One town had to raise property taxes to defend Kobach's law. Another had to cut personnel and special events and even outsource its library. Business centers of several collapsed as Latino immigrants fled. Race relations went south in almost every community where the laws were passed, with racist attacks on Latinos and tensions rising in neighborhood after neighborhood. Latino cooperation with police largely ended. Opponents of the laws reported serious harassment, including one mayor who retired after federal agents warned him of possible attacks.

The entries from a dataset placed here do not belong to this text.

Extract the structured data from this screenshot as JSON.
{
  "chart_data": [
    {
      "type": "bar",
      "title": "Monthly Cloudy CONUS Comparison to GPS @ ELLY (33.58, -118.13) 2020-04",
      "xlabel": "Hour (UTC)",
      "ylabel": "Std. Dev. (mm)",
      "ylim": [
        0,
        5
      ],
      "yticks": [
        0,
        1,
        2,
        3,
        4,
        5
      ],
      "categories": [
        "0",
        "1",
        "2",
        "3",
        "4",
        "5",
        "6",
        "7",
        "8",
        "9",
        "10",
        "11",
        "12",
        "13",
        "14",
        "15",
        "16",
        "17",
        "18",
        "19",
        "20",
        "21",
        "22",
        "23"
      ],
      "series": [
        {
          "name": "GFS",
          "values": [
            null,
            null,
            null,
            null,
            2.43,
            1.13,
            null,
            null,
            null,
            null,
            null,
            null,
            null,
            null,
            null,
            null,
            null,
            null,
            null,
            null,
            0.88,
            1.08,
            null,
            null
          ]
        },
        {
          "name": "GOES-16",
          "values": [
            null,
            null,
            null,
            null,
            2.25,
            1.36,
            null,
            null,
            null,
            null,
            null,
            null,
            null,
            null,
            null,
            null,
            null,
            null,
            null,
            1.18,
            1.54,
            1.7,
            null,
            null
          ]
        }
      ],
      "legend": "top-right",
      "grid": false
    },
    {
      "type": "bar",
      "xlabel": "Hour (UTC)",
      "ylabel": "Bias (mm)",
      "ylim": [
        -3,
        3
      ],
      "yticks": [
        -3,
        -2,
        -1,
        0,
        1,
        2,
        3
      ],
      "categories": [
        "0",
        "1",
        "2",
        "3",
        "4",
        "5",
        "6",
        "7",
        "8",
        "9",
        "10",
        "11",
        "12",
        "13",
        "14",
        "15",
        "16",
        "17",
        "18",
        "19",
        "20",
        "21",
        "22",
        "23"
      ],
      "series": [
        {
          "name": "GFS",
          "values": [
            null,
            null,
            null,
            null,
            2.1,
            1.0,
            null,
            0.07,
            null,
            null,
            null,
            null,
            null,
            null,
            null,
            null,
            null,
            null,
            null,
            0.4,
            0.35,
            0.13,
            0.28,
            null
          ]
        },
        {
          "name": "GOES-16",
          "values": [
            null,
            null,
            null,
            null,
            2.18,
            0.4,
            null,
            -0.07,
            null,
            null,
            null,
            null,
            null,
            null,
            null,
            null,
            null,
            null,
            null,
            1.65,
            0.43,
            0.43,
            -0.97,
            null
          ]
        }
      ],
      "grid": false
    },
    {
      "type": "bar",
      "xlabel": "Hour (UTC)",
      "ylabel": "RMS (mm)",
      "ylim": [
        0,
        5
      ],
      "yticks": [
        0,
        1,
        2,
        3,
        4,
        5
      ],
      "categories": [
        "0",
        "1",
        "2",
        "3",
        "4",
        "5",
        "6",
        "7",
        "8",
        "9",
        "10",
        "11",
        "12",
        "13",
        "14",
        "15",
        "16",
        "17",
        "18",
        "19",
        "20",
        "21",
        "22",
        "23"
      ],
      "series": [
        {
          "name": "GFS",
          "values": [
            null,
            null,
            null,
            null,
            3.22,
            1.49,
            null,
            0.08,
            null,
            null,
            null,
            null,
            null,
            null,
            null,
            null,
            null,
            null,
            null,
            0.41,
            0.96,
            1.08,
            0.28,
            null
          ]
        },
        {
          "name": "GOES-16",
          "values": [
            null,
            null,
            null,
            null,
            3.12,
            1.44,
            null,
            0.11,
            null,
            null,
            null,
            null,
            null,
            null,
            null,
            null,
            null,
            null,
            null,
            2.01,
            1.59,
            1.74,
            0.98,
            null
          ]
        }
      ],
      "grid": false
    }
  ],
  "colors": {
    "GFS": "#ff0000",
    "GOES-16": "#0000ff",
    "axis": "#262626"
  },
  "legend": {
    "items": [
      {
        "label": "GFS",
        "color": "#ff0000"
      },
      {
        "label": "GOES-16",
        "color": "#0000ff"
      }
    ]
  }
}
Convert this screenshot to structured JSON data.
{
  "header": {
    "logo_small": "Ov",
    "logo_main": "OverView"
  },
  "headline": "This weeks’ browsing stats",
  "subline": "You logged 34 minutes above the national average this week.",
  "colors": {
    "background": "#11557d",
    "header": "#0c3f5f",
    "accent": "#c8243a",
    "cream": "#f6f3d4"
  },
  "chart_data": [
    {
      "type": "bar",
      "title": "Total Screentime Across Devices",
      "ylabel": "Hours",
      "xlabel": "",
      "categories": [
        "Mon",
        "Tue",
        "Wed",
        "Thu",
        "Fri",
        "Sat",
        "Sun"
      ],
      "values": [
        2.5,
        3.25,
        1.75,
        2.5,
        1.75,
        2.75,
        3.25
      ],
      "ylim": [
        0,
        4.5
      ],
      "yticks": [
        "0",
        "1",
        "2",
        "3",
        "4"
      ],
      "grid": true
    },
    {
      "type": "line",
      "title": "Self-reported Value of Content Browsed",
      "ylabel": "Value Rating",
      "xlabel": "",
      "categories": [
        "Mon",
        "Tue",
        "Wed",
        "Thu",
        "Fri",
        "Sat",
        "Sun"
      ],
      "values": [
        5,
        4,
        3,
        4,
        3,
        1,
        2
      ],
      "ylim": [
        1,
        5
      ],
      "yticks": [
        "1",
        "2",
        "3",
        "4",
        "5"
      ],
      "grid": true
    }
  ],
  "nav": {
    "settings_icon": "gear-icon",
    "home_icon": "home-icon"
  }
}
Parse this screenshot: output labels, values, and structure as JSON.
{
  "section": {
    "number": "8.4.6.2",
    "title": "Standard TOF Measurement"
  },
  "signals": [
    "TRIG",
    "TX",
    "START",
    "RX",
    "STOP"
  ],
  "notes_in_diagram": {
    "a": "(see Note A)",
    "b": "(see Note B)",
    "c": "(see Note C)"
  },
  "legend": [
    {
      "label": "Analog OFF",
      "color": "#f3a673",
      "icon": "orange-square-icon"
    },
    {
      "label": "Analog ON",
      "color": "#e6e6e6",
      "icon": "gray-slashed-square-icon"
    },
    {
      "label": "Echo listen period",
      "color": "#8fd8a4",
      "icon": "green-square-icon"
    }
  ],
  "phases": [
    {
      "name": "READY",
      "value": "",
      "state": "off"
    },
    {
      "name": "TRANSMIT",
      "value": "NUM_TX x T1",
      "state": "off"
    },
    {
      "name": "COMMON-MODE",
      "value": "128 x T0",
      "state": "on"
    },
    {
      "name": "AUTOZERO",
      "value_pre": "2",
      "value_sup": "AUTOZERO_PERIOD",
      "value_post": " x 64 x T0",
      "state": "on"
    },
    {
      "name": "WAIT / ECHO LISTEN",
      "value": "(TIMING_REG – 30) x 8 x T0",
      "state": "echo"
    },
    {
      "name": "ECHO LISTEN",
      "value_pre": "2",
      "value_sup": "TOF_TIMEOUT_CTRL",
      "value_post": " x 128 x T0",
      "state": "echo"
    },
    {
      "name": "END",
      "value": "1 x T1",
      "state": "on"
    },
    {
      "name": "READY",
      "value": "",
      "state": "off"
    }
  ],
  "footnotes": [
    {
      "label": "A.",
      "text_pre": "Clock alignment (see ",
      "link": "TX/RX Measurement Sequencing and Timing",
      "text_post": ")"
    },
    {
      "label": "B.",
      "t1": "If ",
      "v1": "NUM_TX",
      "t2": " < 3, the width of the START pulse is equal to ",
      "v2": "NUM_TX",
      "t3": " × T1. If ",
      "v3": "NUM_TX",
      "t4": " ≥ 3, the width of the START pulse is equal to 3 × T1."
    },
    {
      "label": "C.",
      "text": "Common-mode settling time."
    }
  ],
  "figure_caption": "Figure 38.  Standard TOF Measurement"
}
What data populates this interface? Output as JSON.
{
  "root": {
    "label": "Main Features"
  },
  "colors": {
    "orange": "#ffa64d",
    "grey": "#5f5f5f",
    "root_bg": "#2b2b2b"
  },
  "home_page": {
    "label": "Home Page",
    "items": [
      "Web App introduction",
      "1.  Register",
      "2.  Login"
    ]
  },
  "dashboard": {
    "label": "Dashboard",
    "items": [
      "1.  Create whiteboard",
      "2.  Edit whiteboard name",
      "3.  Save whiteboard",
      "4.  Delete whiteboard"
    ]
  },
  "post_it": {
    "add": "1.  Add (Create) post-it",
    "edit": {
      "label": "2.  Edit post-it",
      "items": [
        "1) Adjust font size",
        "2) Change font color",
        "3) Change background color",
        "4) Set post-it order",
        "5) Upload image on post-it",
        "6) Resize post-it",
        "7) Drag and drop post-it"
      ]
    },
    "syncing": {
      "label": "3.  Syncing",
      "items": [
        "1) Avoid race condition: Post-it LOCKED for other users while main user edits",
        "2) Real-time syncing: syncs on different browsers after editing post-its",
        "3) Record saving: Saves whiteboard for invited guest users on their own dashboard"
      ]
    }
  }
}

That's not all. Kobach, who was elected to his current position as Kansas secretary of state largely on the basis of press he received for his nativist activism, has been working all this time for the legal arm of the Federation for American Immigration Reform (FAIR), even since taking office. The Southern Poverty Law Center, where I am a Senior Fellow, lists FAIR as a hate group because of its white nationalist ideology.

FAIR has spent most of the last three decades, as its founder John Tanton once wrote, trying to preserve "a European-American majority, and a clear one at that." Although the group is typically less than candid about its real motives, its president, Dan Stein, has sounded similar notes, angrily denouncing President Lyndon B. Johnson's passage of the 1965 Immigration Act, which ended a racist system of national quotas. Johnson celebrated the demise of the act's "prejudice." For Stein, it was a "key mistake" in policy that was forced upon America by people who sought "to retaliate against Anglo-Saxon dominance" and "create chaos."

Kobach and FAIR exploited the fears of communities and states across America, costing them millions of dollars, peace in their communities, and any sense of decency in their attempts to solve the real problems brought on by unauthorized immigration. They should be ashamed of the damage they have wrought.

Early on, when Kobach tried unsuccessfully to inject his poison into the city of Albertville, Ala., the publisher of the local Sand Mountain Reporter summed up the efforts of the out-of-state interloper nicely. "I fear Mr. Kobach targets towns like ours, and towns like Hazleton, Pa., Valley Park, Mo., and Farmers Branch, Tex., as financial windfalls," Ben Shurett wrote. "I think he preys on the legitimate concerns, the irrational fears and even some bigoted attitudes to convince cities to hire him to represent their interests in lawsuits that may not be winnable."

Wise words, and ones that all America ought to heed.